The meeting began with a prayer, and we introduced ourselves.  I began the conversation by noting the importance of Catholic Education to the mission of the Church, with our Catholic schools and colleges as privileged places to encounter the Lord Jesus.  Having consulted with various superintendents from Region III and based on my own professional experience and interests, I shared with members of the Congregation both successes and challenges associated with Catholic schools today. 

I referred to declining enrollments across the board in the region and the financial strains felt by the schools and their sponsors.  There are many reasons for these challenges and I lamented how painful it is to close a Catholic school.  While Catholic schools have proven records of academic excellence with verifiable results when compared with their non-Catholic counterparts, the difference made by instruction in the Catholic faith and the values associated with it do not seem to be a significant draw within Catholic communities.  There is much good news and many bragging points about and within our Catholic schools and there continues to be a need to market their potential.

I also spoke about parish-based Catholic religious education programs and Catholic home schooling as important sources for the transmission of faith.  My final comments were about Catholic higher education and the preservation and communication of Catholic identity there.  Even they, however, are facing the prospect of mergers and closures for the first time in my memory.

The other bishops of the region in attendance were quick to offer observations and questions to the Congregation staff.  One import concern voiced a few times was the impact and consequence of cultural, societal and legal changes with regard to the employment of teachers and employees in our Catholic schools, and the responsibilities of bishops, boards of trustees and administrators in handling issues before they arise.

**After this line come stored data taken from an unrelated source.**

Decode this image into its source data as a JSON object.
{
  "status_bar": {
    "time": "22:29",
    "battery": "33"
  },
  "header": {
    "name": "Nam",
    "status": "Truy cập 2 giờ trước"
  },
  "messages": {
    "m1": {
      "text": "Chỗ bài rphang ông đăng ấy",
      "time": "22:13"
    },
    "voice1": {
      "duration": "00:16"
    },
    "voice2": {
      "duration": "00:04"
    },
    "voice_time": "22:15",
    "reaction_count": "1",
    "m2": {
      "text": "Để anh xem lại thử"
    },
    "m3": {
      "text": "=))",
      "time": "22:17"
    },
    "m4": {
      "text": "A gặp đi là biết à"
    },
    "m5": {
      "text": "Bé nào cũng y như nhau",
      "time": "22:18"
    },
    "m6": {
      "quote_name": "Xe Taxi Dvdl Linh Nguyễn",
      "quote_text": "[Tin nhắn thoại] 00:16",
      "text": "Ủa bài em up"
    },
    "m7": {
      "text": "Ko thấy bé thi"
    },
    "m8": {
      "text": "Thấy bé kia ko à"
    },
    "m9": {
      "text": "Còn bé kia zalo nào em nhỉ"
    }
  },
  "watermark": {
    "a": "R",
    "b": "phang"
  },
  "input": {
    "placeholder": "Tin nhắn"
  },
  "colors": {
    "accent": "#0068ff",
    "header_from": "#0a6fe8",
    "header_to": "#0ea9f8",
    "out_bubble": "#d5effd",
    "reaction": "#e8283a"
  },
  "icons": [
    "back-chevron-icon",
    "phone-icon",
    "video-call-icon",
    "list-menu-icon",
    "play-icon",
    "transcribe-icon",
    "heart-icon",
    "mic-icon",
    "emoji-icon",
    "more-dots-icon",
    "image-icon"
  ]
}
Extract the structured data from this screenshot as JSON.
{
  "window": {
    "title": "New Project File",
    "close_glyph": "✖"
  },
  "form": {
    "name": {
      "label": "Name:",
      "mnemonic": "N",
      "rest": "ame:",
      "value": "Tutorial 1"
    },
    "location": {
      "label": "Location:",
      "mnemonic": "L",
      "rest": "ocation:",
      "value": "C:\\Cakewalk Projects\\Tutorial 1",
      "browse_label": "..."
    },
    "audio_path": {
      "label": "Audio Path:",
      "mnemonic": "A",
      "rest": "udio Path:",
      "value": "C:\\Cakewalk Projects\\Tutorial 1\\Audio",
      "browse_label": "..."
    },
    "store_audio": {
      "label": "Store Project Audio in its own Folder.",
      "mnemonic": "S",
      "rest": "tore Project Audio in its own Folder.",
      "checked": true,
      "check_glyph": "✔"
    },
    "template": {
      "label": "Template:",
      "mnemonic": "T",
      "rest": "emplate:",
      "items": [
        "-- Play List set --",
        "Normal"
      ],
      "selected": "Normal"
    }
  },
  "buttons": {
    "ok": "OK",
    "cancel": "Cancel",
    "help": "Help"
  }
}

The meeting ended with the recitation of the Angelus.

After the meeting, attending bishops dispersed to other meetings or lunch.  The group reunited at 3:30 p.m. for a visit with American priest and canon lawyer, Father Robert Oliver of the Vatican Office for the Protection of Minors.  All bishops were required to attend.

The meeting was instructive, with Father Oliver citing successes in diocesan and national efforts in the Church to protect the young in Catholic environments and challenges still to be met in dealing with the consequences of abuse and the offenders among the clergy.  Further changes in Church legislation are being drafted or implemented.

It should be noted that the crisis and scandal involving clergy sexual abuse of minors was addressed in every single meeting with every single dicastery throughout the week, including the meeting with the Pope.

After a short break, the final meeting of the week was held at the offices of the Vatican Secretariat of State.  The Secretary of State Cardinal Pietro Parolin and his assistant Archbishop Paul Gallagher briefed the bishops on matters of importance to the Holy See and responded to some of the questions raised by bishops through the capo, Archbishop Chaput.  The meeting went longer than expected and covered much territory, literally and figuratively.  After prayer, the bishops returned to their residences for dinner and packing.  I didn’t hear any complaints about going home to our dioceses!